Investigating Fine-tuning Strategies in Statistical and Machine Learning Models for Developing Region-Specific Potato Yield Prediction Models

Accurate crop yield prediction, especially for potatoes with high price volatility, is essential for informed market decisions, maintaining supply–demand balance, preventing distressed sales, and stabilizing prices. As weather impacts crop yield more significantly at the regional level, district-level modelling is ideal. Accurate predictions require proper model selection, data preparation, feature selection and parameter tuning. This study introduced path coefficient-based weather indices alongside correlation-based indices that weigh weekly weather based on its true effect on potato yield. Three penalized regression models (Ridge regression, LASSO and Elastic Net) and two machine learning (ML) models (artificial neural networks [ANN] and support vector regression [SVR]) were evaluated.
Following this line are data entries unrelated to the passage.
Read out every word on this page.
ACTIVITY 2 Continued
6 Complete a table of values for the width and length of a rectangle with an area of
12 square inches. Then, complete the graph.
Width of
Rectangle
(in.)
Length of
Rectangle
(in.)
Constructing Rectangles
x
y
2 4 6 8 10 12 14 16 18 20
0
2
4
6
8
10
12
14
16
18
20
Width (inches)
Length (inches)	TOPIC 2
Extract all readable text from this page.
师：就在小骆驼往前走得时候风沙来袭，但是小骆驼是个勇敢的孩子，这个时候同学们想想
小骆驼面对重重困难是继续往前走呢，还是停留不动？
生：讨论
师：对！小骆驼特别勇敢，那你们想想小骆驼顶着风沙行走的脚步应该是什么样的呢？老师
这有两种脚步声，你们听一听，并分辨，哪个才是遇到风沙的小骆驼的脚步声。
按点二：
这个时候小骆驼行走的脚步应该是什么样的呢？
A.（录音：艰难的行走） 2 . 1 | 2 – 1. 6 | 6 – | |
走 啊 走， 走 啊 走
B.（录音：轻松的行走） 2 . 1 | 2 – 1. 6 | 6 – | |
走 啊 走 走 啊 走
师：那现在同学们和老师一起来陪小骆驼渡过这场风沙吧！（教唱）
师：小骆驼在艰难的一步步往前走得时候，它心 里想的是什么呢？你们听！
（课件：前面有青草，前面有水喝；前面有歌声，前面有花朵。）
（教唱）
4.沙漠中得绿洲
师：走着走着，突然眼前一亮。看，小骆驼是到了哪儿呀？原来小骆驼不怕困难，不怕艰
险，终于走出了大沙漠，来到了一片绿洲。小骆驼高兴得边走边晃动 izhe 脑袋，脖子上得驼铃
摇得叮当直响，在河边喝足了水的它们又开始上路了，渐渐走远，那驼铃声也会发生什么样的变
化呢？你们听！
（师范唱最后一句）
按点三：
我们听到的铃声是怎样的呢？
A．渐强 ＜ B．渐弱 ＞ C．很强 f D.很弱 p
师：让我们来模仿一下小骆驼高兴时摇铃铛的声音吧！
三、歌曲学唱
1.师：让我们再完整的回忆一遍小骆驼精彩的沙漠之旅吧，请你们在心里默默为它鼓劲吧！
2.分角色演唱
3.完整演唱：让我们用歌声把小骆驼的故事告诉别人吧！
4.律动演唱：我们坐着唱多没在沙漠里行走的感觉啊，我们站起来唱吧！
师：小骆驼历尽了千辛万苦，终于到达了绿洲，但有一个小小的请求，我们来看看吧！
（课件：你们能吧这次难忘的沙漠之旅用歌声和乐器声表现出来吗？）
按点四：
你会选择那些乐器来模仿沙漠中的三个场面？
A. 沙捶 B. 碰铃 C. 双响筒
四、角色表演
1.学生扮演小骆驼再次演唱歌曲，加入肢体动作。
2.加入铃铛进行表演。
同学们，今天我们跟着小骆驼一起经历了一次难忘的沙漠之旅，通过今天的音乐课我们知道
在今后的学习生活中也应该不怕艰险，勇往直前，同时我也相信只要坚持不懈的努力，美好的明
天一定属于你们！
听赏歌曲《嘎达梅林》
To prevent overfitting, stepwise regression, principal component analysis, and partial least squares regression (PLSR) were employed for feature selection. The ANN model was tested under three different nonlinear activation functions with optimized learning rates and hidden layer neurons, while the SVR model was tested with three different kernel functions and optimized hyperparameters. The proposed path coefficient-based indices improved yield prediction alongside correlation-based indices. ANN and SVR models with PLSR-selected features outperformed others with the lowest prediction errors. The best-performing configurations were ANN with tangent hyperbolic activation function, learning rate below 0.1 and fewer hidden-layer neurons than input layers and SVR with radial basis function kernel and optimized hyperparameters. This systematic and comprehensive approach, which combines the construction of information-rich weather indices-based input, PLSR-based feature selection and fine-tuning of ML models, effectively captures complex nonlinear weather-crop interactions and is crucial for developing robust location-specific potato yield prediction models.